No, the browser passes the event.

how does IIFE knows that a key is being un-pressed? Ok, I have registered an event on the input tag but it is written inside the IIFE. So how the IIFE knows that an event has been fired? I mean, I'm not passing any event to that function. The registration of the event shouldn't that be a step before (out of) the IIFE?

The IIFE doesn't know anything about th event. It's just a function that runs immediately and then exits. So it simply runs the code in its body, and that's all.

The event handler is the only thing concerned with the event.

event => {
  event.preventDefault();
  if (event.keyCode == 13) {
    console.log('The city is: ' + input.value);
    currentWeather();
    threeHoursForecasts();
    toggleForecasts();
  } 
}

This is the function you passed to .addEventListener . Internally, it becomes associated with the input element so the event system can invoke it when that event occurs.


Note that you do not need an IIFE here.
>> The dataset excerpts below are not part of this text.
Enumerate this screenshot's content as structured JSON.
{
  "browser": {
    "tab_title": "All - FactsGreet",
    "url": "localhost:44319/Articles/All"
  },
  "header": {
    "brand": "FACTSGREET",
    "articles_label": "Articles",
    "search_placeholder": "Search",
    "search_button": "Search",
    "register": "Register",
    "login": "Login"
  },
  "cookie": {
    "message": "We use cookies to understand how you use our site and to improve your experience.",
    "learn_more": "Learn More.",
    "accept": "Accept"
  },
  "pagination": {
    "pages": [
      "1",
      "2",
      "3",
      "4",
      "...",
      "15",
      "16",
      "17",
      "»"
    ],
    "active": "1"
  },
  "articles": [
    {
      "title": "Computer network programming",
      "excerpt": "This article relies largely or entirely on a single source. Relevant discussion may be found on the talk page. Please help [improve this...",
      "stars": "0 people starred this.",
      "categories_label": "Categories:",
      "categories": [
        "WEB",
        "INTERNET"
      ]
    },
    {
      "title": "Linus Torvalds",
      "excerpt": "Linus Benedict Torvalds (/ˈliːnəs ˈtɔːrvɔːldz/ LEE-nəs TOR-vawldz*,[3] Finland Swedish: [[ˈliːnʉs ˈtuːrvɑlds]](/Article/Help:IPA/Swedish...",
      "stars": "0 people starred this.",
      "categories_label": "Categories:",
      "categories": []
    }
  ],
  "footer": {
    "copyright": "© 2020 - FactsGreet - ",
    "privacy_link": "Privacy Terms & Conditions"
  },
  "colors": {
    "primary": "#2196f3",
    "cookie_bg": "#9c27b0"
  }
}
You can reference the input using this or event.currentTarget .

document.querySelector('.banner__input')
  .addEventListener("keyup", event => {
    event.preventDefault();
    if (event.keyCode == 13) {
      console.log('The city is: ' + this.value);
      currentWeather();
      threeHoursForecasts();
      toggleForecasts();
    }   
  });

Also note that even if you did want to keep a reference to input or something else, you still don't need an IIFE. You can just use a block-statement as long as you use let or const to declare the variable.

{ // The `input` is scoped to this block
  const input = document.querySelector('.banner__input');

  input.addEventListener("keyup", event => {
    event.preventDefault();
    if (event.keyCode == 13) {
      console.log('The city is: ' + input.value);
      currentWeather();
      threeHoursForecasts();
      toggleForecasts();
    }   
  });
}

When you hit the enter button the IIFE (in the snippet) gets fired

No. The IIFE is invoked - as its name says - immediately when the script is loaded. In fact the IIFE is not necessary at all, you could simply have written

document.querySelector('.banner__input').addEventListener("keyup", event => {
  event.preventDefault();
  if (event.keyCode == 13) {
    console.log('The city is: ' + this.value);
    currentWeather();
    threeHoursForecasts();
    toggleForecasts();
  } 
});

with exactly the same effect.

How does IIFE knows that a key is being un-pressed? Ok, I have registered an event on the input tag but it is written inside the IIFE.

The IIFE doesn't know. The callback function that you passed to addEventListener will - that is the one that will get called. addEventListener is doing the registration stuff.

I mean, I'm not passing any event to that function.

Yes, the event does come from the DOM when the event happens.